Engineering for the Rest of Us by Sarah Drasner

Your team is a "we." What happens on that team is your responsability. When you speak about your team, include yourself in the statement.

When your team succeeds in something, though, traise them and leave yourself out of it. By leaving yourself out, you give the team the credit they deserve.

However, you're the responsible and accountable party for setting the team up appropriately for the success of the project, so if the team failed at something, you should use "I..."

When you talk about the leadership team, this is "we" too. You can't speak to your team about decisions that were made at a table with your peers and boss and say, "they decided something you don't agree with" even if you don't agree. You were there. Ideally, you took part in that decision... As a manager, our job is to try as much as we can to drive balance and clarity. [6]


There was a time a while ago when I asked my team to do something, and none of them did it. What happened there? Given that it's a team of highly efficient, strong collaboratiors, do you think they just all table-flipped and didn't take action? Not a chance. I was the one who wasn't clear. In fact, if a whoe group of people don't understand or take action, the chance is you, the manager, are the common denominator for why something is blocked. [14]


...The most important thing we can do to write better documents and give better speeches is to write them first, and then reread them from the audience's perspective... As you reread, consider the following:

  • What would I think if I watched or read this witout context?
  • What would I need to know right away?
  • What are the key questions I might have and not how can I quickly resolve them? ... it's pertinent that you edit diligently.

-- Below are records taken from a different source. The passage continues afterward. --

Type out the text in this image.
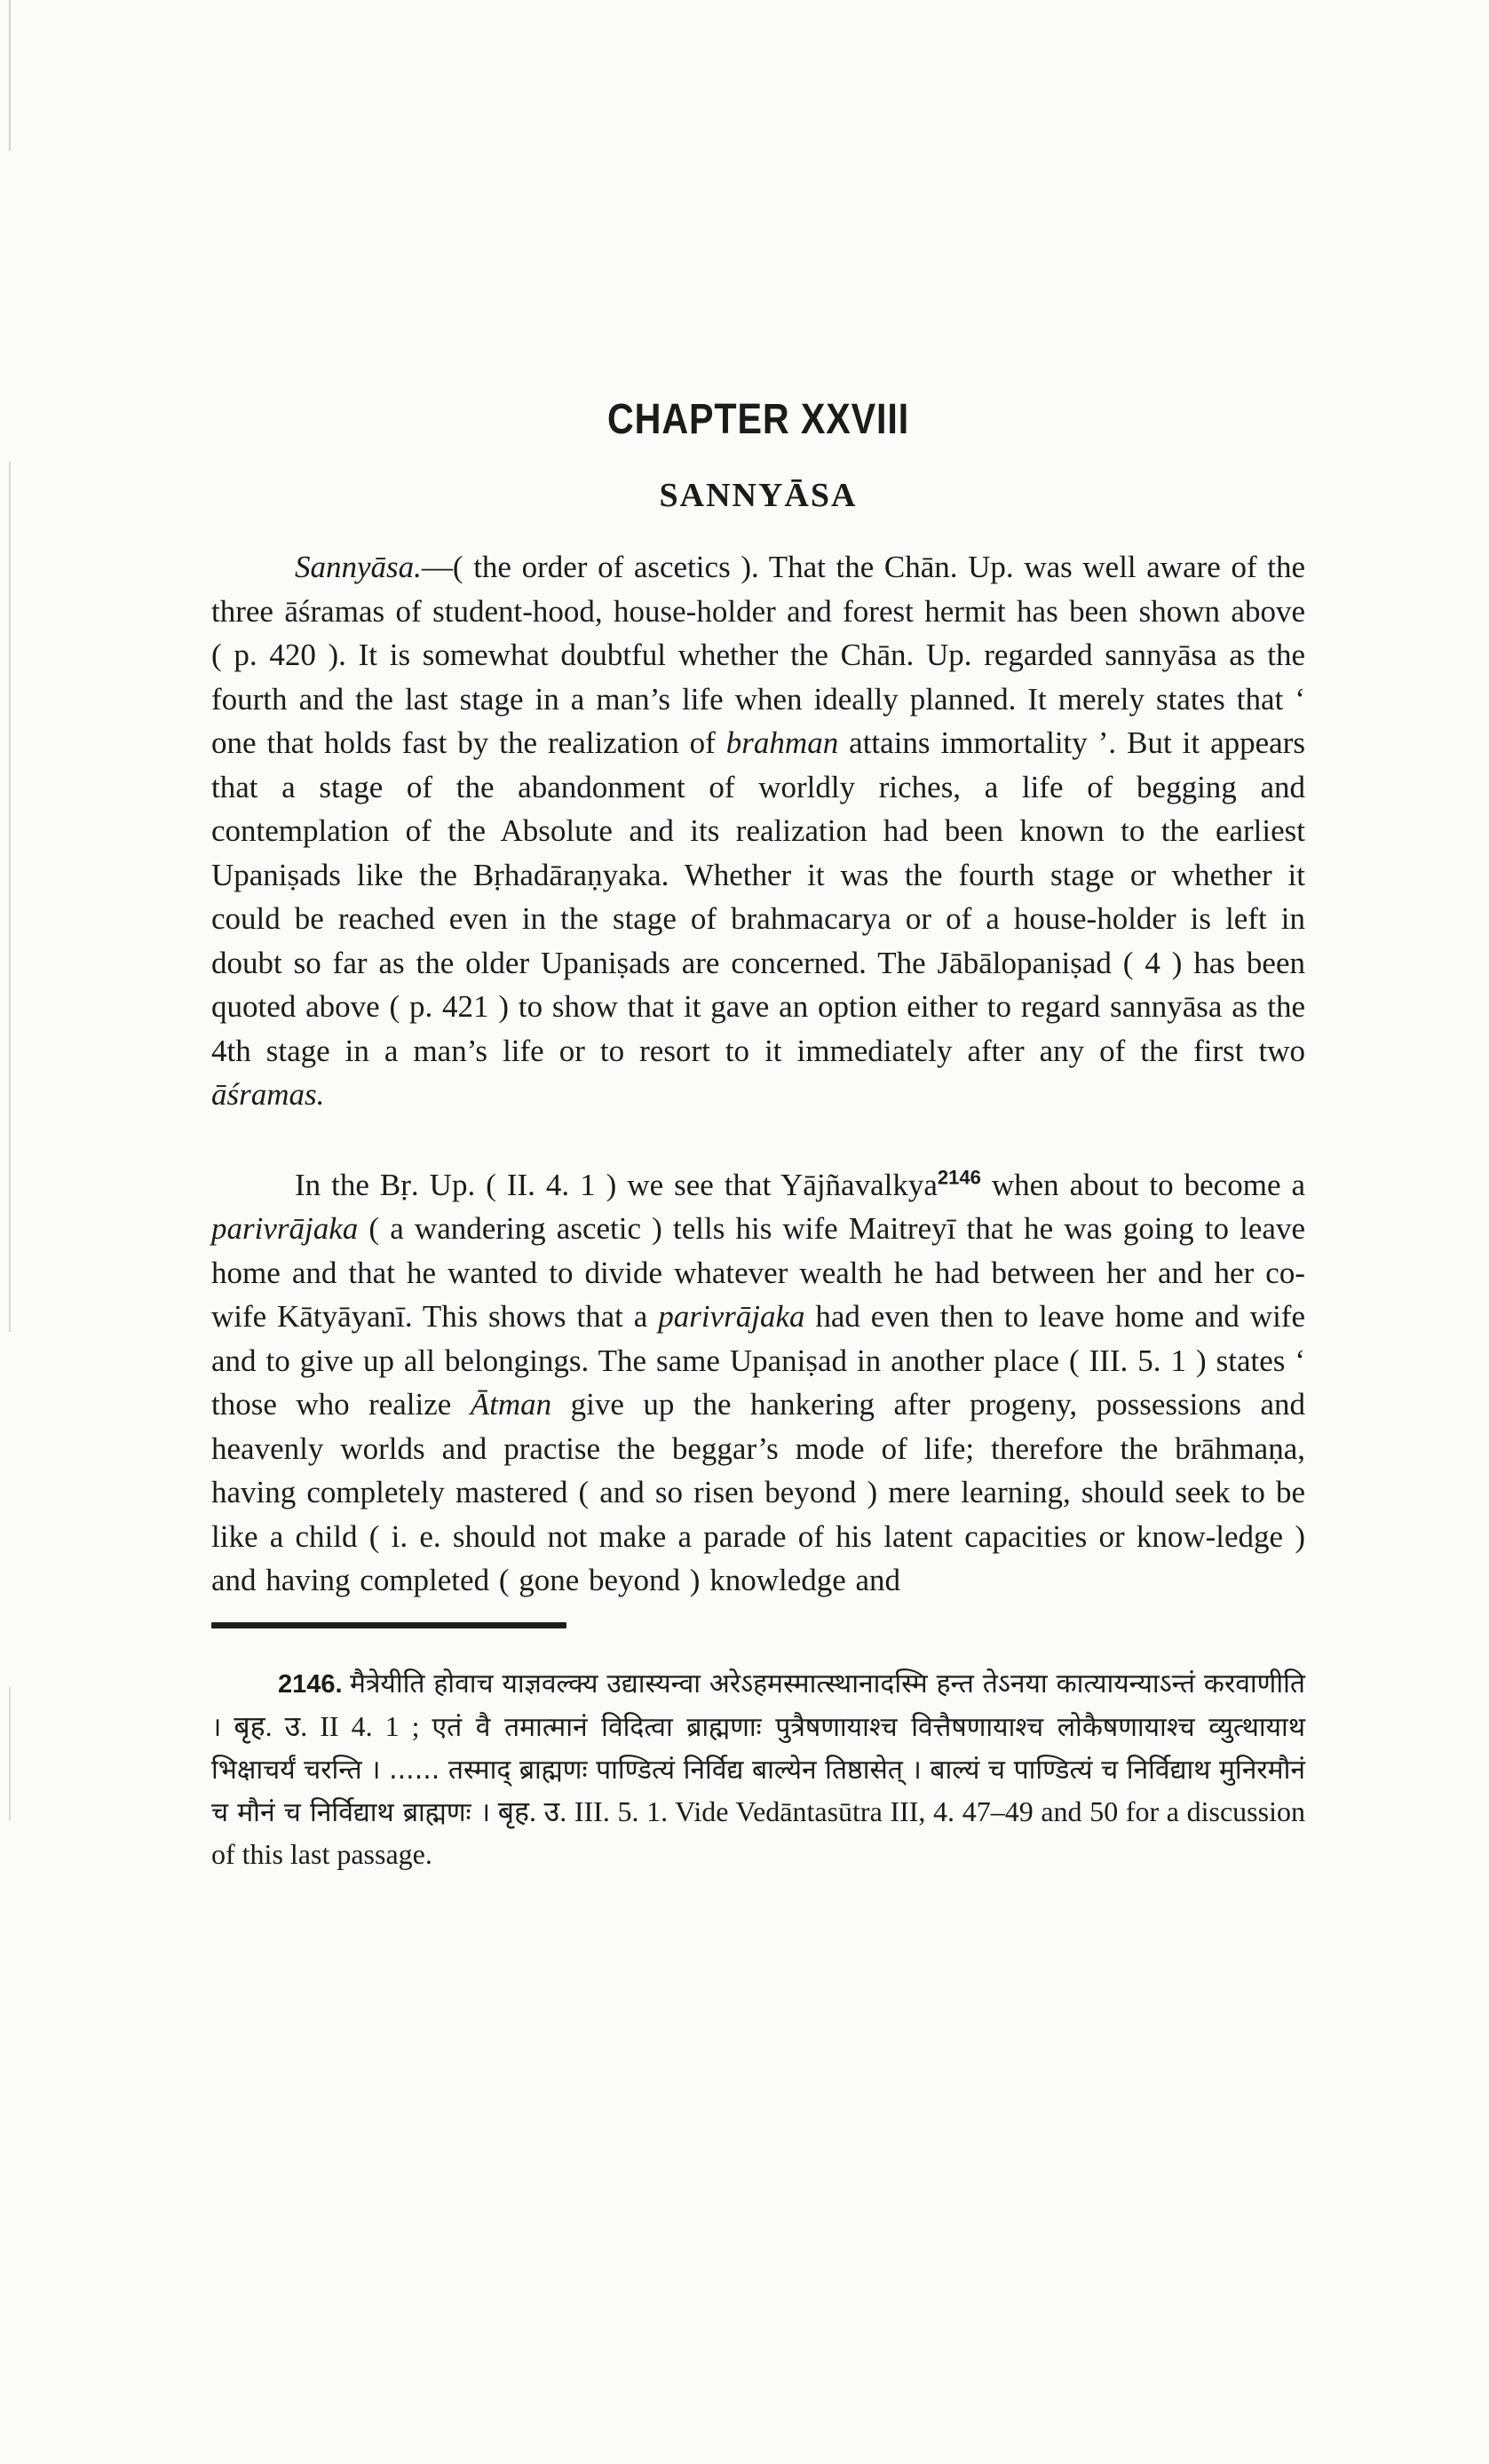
CHAPTER XXVIII
SANNYĀSA

Sannyāsa.—( the order of ascetics ). That the Chān. Up. was well aware of the three āśramas of student-hood, house-holder and forest hermit has been shown above ( p. 420 ). It is somewhat doubtful whether the Chān. Up. regarded sannyāsa as the fourth and the last stage in a man’s life when ideally planned. It merely states that ‘ one that holds fast by the realization of brahman attains immortality ’. But it appears that a stage of the abandonment of worldly riches, a life of begging and contemplation of the Absolute and its realization had been known to the earliest Upaniṣads like the Bṛhadāraṇyaka. Whether it was the fourth stage or whether it could be reached even in the stage of brahmacarya or of a house-holder is left in doubt so far as the older Upaniṣads are concerned. The Jābālopaniṣad ( 4 ) has been quoted above ( p. 421 ) to show that it gave an option either to regard sannyāsa as the 4th stage in a man’s life or to resort to it immediately after any of the first two āśramas.

In the Bṛ. Up. ( II. 4. 1 ) we see that Yājñavalkya$^{2146}$ when about to become a parivrājaka ( a wandering ascetic ) tells his wife Maitreyī that he was going to leave home and that he wanted to divide whatever wealth he had between her and her co-wife Kātyāyanī. This shows that a parivrājaka had even then to leave home and wife and to give up all belongings. The same Upaniṣad in another place ( III. 5. 1 ) states ‘ those who realize Ātman give up the hankering after progeny, possessions and heavenly worlds and practise the beggar’s mode of life; therefore the brāhmaṇa, having completely mastered ( and so risen beyond ) mere learning, should seek to be like a child ( i. e. should not make a parade of his latent capacities or know-ledge ) and having completed ( gone beyond ) knowledge and

2146. मैत्रेयीति होवाच याज्ञवल्क्य उद्यास्यन्वा अरेऽहमस्मात्स्थानादस्मि हन्त तेऽनया कात्यायन्याऽन्तं करवाणीति । बृह. उ. II 4. 1 ; एतं वै तमात्मानं विदित्वा ब्राह्मणाः पुत्रैषणायाश्च वित्तैषणायाश्च लोकैषणायाश्च व्युत्थायाथ भिक्षाचर्यं चरन्ति । ...... तस्माद् ब्राह्मणः पाण्डित्यं निर्विद्य बाल्येन तिष्ठासेत् । बाल्यं च पाण्डित्यं च निर्विद्याथ मुनिरमौनं च मौनं च निर्विद्याथ ब्राह्मणः । बृह. उ. III. 5. 1. Vide Vedāntasūtra III, 4. 47–49 and 50 for a discussion of this last passage.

Restructure your draft, let go of anything that is crowding your message. Rewrite anything that is potentially confusing. [15]

Driving fear out of the workplace by Ryan and Oestreich

Never take for granted that the receiver has the same reality as you. Never take for granted that the receiver will interpret the message the way it was intended. Communication is not an absolute, finite thing. Always assume as many different realities exist as there are different people involved in the communication.